London-headquartered Hunting (LON: HTG) is charting a plan for major growth with the launch of a “broad-based” 2030 strategy.
Up to the end of the decade and beyond, the energy services firm plans to capitalise on its present capabilities to stimulate expansion, rebuild baseload earning and stabilise profitability.
That will be underpinned by the strong outlook for global oil and gas sales in North America, Europe, Middle East and Asia Pacific.
Hunting, which has a North Sea base in Portlethen, near Aberdeen, also intends to diversify its operations across non-oil and gas sub-sectors, where it “can leverage existing expertise”.
Delivered through both organic and inorganic growth opportunities, the aim for the group is a long-term EBITDA margin target of 15%.
The company also intends to grow its dividend by an average of around 10% per year until the end of 2030.
Hunting chief executive Jim Johnson, said: “The Board has set a targeted medium-term strategy that derives revenue from a wider range of sectors including oil and gas, as well as the wider energy industry and other sectors requiring precision engineering and systems design, supported by the Group’s proprietary technology and sector leading expertise.
“This strategy will stimulate new growth and rebuild a baseload of earnings to establish greater resilience to the cyclicality of the oil and gas industry, which will in turn lead to more stable earnings and increased investment returns in the medium term.
“The evolution of the Group’s strategy is underpinned by its established position as a manufacturer of world-class precision engineered products across multiple sectors and the belief that Hunting can achieve strong organic growth within existing and complementary sectors through an enhanced strategic focus on compelling growth markets that lend themselves to Hunting’s existing expertise.”
The launch of Hunting’s 2030 strategy coincides with the publication of its full-year results for 2022.
Adjusted profit for the year was $14.6 million, reversing losses of $35.1m in 2021, while the group’s order book increased by 124% to $473.0m.
Revenue for 2022 was up 39% to $725.8m, while the company’s gross margin improved to 24% from 12% in 2021.
Mr Johnson said: “I am pleased with the Group’s performance this year, delivering good results in a period of commodity price volatility and macro-economic uncertainty.

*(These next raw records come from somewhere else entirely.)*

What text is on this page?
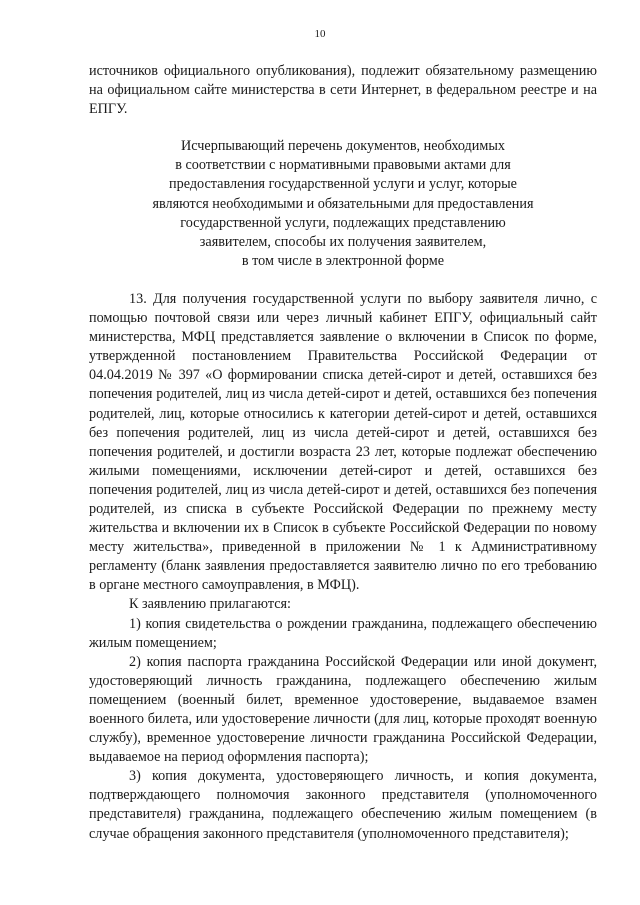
10

источников официального опубликования), подлежит обязательному размещению на официальном сайте министерства в сети Интернет, в федеральном реестре и на ЕПГУ.

Исчерпывающий перечень документов, необходимых
в соответствии с нормативными правовыми актами для
предоставления государственной услуги и услуг, которые
являются необходимыми и обязательными для предоставления
государственной услуги, подлежащих представлению
заявителем, способы их получения заявителем,
в том числе в электронной форме

13. Для получения государственной услуги по выбору заявителя лично, с помощью почтовой связи или через личный кабинет ЕПГУ, официальный сайт министерства, МФЦ представляется заявление о включении в Список по форме, утвержденной постановлением Правительства Российской Федерации от 04.04.2019 № 397 «О формировании списка детей-сирот и детей, оставшихся без попечения родителей, лиц из числа детей-сирот и детей, оставшихся без попечения родителей, лиц, которые относились к категории детей-сирот и детей, оставшихся без попечения родителей, лиц из числа детей-сирот и детей, оставшихся без попечения родителей, и достигли возраста 23 лет, которые подлежат обеспечению жилыми помещениями, исключении детей-сирот и детей, оставшихся без попечения родителей, лиц из числа детей-сирот и детей, оставшихся без попечения родителей, из списка в субъекте Российской Федерации по прежнему месту жительства и включении их в Список в субъекте Российской Федерации по новому месту жительства», приведенной в приложении № 1 к Административному регламенту (бланк заявления предоставляется заявителю лично по его требованию в органе местного самоуправления, в МФЦ).

К заявлению прилагаются:

1) копия свидетельства о рождении гражданина, подлежащего обеспечению жилым помещением;

2) копия паспорта гражданина Российской Федерации или иной документ, удостоверяющий личность гражданина, подлежащего обеспечению жилым помещением (военный билет, временное удостоверение, выдаваемое взамен военного билета, или удостоверение личности (для лиц, которые проходят военную службу), временное удостоверение личности гражданина Российской Федерации, выдаваемое на период оформления паспорта);

3) копия документа, удостоверяющего личность, и копия документа, подтверждающего полномочия законного представителя (уполномоченного представителя) гражданина, подлежащего обеспечению жилым помещением (в случае обращения законного представителя (уполномоченного представителя);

Whilst certain challenges remain, we are confident that we will deliver a strong performance in the year ahead, with Hunting exceptionally well positioned to benefit from increased investment in energy security and higher demand for energy as China continues to re-open post COVID.
“Whilst our commitment to our growth plans in oilfield services remains rock solid, I am delighted to be launching our Hunting 2030 Strategy today that includes increased investment to enhance our growth in other complementary markets, including the energy transition.”